ÜWG wählt neuen Vorsitzenden

Am 24. Juni trafen sich die ÜWG-Mitglieder wieder persönlich zu ihrer 33. Mitgliederversammlung in Fulda. Hier zogen Vorstand und Geschäftsführung eine durchweg positive Bilanz der vergangenen zwei Geschäftsjahre. Mit über 5.200 blieb die Zahl der in der ÜWG organisierten Fachbetriebe trotz Pandemie-Beschränkungen unverändert hoch. Vor allem in den Bundesländern Bayern, Hessen und Nordrhein-Westfalen gibt es deutliche Zuwächse. Das zeigt: Bei insgesamt guter Auftragslage haben die ÜWG-Fachbetriebe die Ölheizung noch lange nicht abgeschrieben.

Björn Hendrischke, Geschäftsführer des Fachverbandes Sanitär-, Heizungs- und Klimatechnik Hessen, bedauerte in Fulda, dass die Fördermöglichkeiten für die Heizungsmodernisierung den Ölbereich nicht berücksichtigen. Das sei ein Fehler, sagte er. Denn gerade im ländlichen Bereich, wo die Voraussetzungen für bestimmte Technologien nicht immer gegeben sind, würde beispielsweise ein modernes Öl-Brennwertgerät – kombiniert mit einer Solarthermie – dem Kunden eine klimafreundliche und dennoch finanzierbare Alternative bieten. So aber bestünde die Gefahr, dass es in vielen Fällen beim Sanierungsstau in den Heizungskellern bleibt. Hier habe die Bundesregierung dem Klimaschutz aus seiner Sicht einen echten Bärendienst erwiesen.

Die ÜWG übernimmt nicht nur mit der Fachbetriebsüberwachung, sondern auch als AwSV-Sachverständigen-Organisation eine wichtige Aufgabe in Sachen Öllagerung. Die 38 ÜWG-Sachverständigen führten allein in 2020 bundesweit mehr als 3.500 Anlagenprüfungen durch.

Generationswechsel

In Fulda übergab Siegbert Simon nach zwölf Jahren bzw. vier Wahlperioden den Staffelstab an seinen Nachfolger. Die Mitgliederversammlung wählte den bisherigen stellvertretenden Vorsitzenden, Andreas Kröckel aus dem Bayerischen Bad Kissingen, zum neuen ersten Vorsitzenden der Überwachungsgemeinschaft.

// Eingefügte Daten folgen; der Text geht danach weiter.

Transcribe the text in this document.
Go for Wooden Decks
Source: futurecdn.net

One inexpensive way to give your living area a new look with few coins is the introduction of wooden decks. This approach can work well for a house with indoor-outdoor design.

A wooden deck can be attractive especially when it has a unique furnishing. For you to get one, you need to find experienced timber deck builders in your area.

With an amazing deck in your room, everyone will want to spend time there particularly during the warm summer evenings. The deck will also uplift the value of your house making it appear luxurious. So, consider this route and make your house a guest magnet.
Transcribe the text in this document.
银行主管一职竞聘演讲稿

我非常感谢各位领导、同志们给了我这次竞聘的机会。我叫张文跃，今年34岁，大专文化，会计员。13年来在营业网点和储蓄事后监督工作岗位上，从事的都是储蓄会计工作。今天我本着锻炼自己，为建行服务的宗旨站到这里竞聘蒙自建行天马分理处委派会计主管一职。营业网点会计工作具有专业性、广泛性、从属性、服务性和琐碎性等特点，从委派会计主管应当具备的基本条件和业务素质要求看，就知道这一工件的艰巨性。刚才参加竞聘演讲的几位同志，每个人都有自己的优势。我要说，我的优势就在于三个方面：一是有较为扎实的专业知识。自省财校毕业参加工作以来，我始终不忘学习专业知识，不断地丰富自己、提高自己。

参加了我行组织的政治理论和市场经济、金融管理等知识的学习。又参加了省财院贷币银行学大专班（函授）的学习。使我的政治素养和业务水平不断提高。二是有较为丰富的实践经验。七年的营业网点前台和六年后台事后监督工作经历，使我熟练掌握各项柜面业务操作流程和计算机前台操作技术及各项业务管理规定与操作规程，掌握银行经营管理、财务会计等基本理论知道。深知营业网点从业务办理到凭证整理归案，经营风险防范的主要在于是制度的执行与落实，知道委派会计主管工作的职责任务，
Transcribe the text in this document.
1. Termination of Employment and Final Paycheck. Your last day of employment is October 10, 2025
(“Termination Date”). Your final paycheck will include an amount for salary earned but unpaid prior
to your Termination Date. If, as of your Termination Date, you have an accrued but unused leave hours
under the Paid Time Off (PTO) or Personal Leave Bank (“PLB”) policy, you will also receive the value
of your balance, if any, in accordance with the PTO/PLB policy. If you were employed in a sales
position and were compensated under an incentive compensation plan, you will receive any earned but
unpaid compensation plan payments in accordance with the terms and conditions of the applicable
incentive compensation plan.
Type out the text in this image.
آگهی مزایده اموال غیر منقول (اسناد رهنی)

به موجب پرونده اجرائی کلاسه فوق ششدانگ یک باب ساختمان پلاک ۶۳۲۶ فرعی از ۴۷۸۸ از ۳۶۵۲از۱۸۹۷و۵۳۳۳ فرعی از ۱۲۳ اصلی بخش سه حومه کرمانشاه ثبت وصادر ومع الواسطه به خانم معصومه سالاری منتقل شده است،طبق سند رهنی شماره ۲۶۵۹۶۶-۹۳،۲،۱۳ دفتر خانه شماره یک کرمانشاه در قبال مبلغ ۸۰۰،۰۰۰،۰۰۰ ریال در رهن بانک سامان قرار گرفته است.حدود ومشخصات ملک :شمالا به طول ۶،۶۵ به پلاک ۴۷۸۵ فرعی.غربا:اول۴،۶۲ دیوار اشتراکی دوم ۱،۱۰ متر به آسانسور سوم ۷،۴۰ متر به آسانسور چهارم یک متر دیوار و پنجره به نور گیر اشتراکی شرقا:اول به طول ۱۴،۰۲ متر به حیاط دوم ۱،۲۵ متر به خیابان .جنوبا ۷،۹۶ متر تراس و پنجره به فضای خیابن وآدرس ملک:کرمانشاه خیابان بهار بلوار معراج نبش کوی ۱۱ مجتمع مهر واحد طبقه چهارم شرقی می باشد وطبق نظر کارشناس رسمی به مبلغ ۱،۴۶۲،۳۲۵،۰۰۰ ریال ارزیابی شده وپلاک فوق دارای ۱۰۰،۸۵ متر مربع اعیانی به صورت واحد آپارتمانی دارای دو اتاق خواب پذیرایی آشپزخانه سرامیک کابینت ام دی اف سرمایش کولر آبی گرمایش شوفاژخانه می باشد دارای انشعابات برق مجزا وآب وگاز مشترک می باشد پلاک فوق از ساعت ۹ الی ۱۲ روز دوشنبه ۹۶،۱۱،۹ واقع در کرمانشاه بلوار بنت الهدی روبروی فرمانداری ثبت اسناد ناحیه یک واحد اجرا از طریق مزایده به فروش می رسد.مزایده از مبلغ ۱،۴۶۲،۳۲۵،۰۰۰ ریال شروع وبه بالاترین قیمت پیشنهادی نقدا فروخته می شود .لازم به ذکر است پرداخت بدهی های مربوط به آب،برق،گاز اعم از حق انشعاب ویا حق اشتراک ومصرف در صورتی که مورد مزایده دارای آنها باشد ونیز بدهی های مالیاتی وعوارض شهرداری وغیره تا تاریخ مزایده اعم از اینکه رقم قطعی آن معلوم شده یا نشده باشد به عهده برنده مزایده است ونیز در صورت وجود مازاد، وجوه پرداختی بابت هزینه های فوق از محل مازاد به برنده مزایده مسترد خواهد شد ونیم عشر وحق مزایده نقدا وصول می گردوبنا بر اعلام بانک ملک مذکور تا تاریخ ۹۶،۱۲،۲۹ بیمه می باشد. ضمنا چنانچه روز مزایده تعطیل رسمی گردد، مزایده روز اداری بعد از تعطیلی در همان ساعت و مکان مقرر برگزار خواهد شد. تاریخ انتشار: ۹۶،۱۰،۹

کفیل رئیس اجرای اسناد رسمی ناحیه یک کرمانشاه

Andreas Kröckel dankte seinem Vorgänger für seine erfolgreiche und leidenschaftliche Arbeit im Interesse der ÜWG. In seine Amtszeit fiel u. a. der schwiege und langwierige Übergang von der alten VAwS zur neuen AwSV.

Der neue Amtsinhaber freut sich auf die anstehenden Aufgaben, für die er die Organisation wirtschaftlich und organisatorisch bestens gerüstet sieht. Die Energiewende betrachtet er mit Blick auf das neue Klimaschutzgesetz für die ÜWG-Mitglieder als Chance und Herausforderung zugleich. „Nach dem bestehenden Gebäudeenergiegesetz können bis 2025 Heizölanlagen ohne weitere Auflagen installiert werden, danach nur noch in Verbindung mit der Nutzung erneuerbarer Energien. Im Interesse unseres Marktes und unserer Verantwortung für eine sichere und regelkonforme Heizöllagerung sollten wir als Fachbetriebe die Zeit bis Ende 2025 nutzen, um Ölanlagen auf den aktuellen Stand der Technik zu bringen und unsere Kunden entsprechend beraten“, sagte er in seiner Antrittsrede.

„Grüne“ flüssige Energieträger sind für ihn ein wichtiger Baustein zu Erreichung der Emissionsminderungsziele. Deshalb lohne es sich, für diesen Markt als Teil der Energiewende aktiv zu sein. Für die Zukunft sieht Andreas Kröckel neben dem Sektor Heizöl noch weitere interessante Bereiche, in denen die ÜWG ihre Leistungen anbieten kann.

Foto: ÜWG

Der neu gewählte Vorstand der ÜWG (v. l.): Thorsten Jacob (Naumburg/FV Hessen), Oswald Klette (Oschersleben/FV Sachsen-Anhalt), Hans-Albert Fritsch (Rastatt/FV Baden-Württemberg), Geschäftsführer Matthias Anton und der neue Vorsitzende Andreas Kröckel (Bad Kissingen/FV Bayern).